Help.. I can't get rid of Track Changes feature!!!!

K

Keith Brickey

Using Word 2003 (11.5604.5606), accepting all changes and turning Track
Changes off before saving does not prevent Track Changes being on and the
Final Showing Markup view when the document is opened. Is there a work
around for this irritating bug?

Keith Brickey
 
G

Guest

My company has been having this problem also, and it is very serious from a
legal and confidentiality perspective. For example, my boss took a proposal
from a previous client (as a template), edited it, saved it, and emailed it
to a new client. When the recipients opened the document within Outlook, the
previous text was showing (crossed out). The previous text also shows when
he opens the document in Windows. We were lucky that no proprietary or
confidential information was in the unwanted text.
 
S

Suzanne S. Barnhill

Turning Track Changes off just hides the markup.
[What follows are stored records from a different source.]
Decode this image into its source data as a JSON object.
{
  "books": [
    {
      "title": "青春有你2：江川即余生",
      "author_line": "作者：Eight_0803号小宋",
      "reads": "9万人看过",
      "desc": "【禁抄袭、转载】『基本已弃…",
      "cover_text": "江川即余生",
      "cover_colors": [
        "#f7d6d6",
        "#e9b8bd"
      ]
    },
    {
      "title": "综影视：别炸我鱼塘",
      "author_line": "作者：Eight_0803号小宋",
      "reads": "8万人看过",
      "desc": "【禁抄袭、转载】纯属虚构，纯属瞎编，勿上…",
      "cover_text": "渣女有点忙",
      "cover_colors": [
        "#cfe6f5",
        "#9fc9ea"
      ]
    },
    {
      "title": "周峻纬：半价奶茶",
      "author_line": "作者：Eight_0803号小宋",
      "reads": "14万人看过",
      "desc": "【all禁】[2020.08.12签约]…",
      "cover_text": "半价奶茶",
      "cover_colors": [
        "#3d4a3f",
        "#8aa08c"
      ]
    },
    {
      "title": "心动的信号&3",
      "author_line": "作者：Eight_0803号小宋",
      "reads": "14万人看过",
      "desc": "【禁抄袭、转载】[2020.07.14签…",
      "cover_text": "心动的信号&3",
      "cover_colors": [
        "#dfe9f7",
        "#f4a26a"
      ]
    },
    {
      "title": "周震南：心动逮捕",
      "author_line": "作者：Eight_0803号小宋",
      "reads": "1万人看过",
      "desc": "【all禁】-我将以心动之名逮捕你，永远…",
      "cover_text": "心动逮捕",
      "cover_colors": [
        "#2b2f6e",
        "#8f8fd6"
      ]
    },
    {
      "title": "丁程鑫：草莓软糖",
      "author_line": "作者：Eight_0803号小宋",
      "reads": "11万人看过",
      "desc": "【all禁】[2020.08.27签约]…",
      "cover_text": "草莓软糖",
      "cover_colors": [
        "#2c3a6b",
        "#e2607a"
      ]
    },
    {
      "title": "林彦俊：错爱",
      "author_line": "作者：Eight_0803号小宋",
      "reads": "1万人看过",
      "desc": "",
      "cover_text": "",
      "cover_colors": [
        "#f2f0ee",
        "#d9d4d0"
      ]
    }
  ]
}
You must accept all the
changes if you don't want anyone to see the tracked changes.

--
Suzanne S. Barnhill
Microsoft MVP (Word)
Words into Type
Fairhope, Alabama USA

Email cannot be acknowledged; please post all follow-ups to the newsgroup so
all may benefit.
 
G

Guest

Thanks. After I wrote my question, I looked it up on Microsoft Help Online.
(I didn't look there originally because I thought it had to be a bug.) I
think the logic behind the way this feature works is very flawed. One should
not have to accept one's own changes in a document, nor should someone need
to know that this is necessary.
 
S

Suzanne S. Barnhill

If you don't want to track changes in the document, then don't turn Track
Changes on in the first place!

--
Suzanne S. Barnhill
Microsoft MVP (Word)
Words into Type
Fairhope, Alabama USA

Email cannot be acknowledged; please post all follow-ups to the newsgroup so
all may benefit.
 
G

Guest

The problem is that changes are tracked even if you *never* turn on Track
Changes. This is at the heart of the issue. (See Microsoft's Online Help
article "Get rid of tracked changes and comments, once and for all.") I have
been in contact with IT at my company, and there is a free Microsoft Tool
called "Remove Hidden Data" that can be installed that helps.

Several key points:

* For there to be a problem, the person editing a document is not the
original author of the document.

* The person editing the document is not *intentially* using Track Changes.
Herein lies the crux of the issue: Track Changes is working in the
background without our knowledge *every time we use a previous document as a
template.* For example, you, Suzanne, take a document called “Company ABC
Proposal 2000,†authored in 2000 by Fred, your co-worker. You open it and
start editing it *without turning on Track Changes.* You rename it “Company
XYZ Proposal 2004,†and save it. It looks perfect to you on your screen.
You send it to Incredibly Important Bigwig from Company XYZ.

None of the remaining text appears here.